Over 30 million Americans experience some hearing loss. Close to one-third of Americans over the age of 75 have some age-related hearing loss according to the Mayo Clinic. The main reasons for hearing-loss over time are prolonged exposure to loud noise and heredity. But there are a number of other reasons for loss of hearing.Exposure to loud noises, as mentioned, is one of the most common reasons for hearing loss. Loud noises damage the tiny hairs in the inner ear which are necessary to hearing. Any noise over 85 decibels can be harmful.
The following list of noises falls into the harmful range of sound: motorcycles, snowmobiles, chain saws, rock concerts, sirens, jet engines, and gunshots. Listening to loud music, especially with headphones, can cause damage to the ear over time. This type of hearing loss is irreversible.
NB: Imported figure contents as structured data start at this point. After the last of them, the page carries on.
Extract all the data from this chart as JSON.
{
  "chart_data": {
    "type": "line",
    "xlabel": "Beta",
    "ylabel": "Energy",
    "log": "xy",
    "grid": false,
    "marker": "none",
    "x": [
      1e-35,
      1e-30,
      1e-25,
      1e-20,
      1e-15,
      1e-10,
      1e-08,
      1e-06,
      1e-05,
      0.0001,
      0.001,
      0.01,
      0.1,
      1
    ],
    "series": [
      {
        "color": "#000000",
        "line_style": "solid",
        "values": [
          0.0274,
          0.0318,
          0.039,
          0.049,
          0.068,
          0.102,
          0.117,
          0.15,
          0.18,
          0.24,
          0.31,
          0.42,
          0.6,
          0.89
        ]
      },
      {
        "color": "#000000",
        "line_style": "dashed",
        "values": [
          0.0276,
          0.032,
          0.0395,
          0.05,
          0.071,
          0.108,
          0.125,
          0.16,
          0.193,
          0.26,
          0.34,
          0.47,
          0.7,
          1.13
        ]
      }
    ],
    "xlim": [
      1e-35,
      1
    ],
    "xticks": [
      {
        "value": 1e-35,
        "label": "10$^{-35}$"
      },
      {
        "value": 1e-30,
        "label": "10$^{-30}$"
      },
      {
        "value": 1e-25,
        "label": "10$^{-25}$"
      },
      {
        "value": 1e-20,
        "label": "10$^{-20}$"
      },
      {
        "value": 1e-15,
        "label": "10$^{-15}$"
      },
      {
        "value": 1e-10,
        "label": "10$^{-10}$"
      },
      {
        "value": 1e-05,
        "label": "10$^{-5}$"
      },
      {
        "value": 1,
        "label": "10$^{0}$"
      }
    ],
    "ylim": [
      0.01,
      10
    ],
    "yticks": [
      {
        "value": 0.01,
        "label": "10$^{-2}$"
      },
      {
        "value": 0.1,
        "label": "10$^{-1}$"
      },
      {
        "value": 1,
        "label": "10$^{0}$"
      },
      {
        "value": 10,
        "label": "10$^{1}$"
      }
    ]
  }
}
Many jobs also expose workers to loud noises which can damage hearing over time. Some of these jobs are farmers, construction workers, and people serving in the military.Not only the decibel level affects hearing, but also the length of time that you are exposed to loud noises. The longer you are exposed, the more damage to your aural plus diskuze. Long exposure can actually be more damaging than shorter, louder sounds.
More than half the infants born deaf each year have a hereditary disorder. However, some infants may inherit the tendency to acquire hearing loss later in life rather than manifesting deafness at birth.Other reasons for hearing loss include medical conditions, such as viruses and bacterias, heart conditions, strokes, and physical injury to the ear or ear infections. There are also diseases that can affect hearing such as the mumps, meningitis, HIV or AIDS, syphilis, and the measles. Medications have also been known to affect hearing.Earwax buildup can cause hearing problems. If the wax builds up to the points where sounds cannot penetrate to the inner ear, sounds can be muffled.In addition, abnormal bone growth in the ear, tumors in the ear, or ruptured eardrums can all cause hearing loss.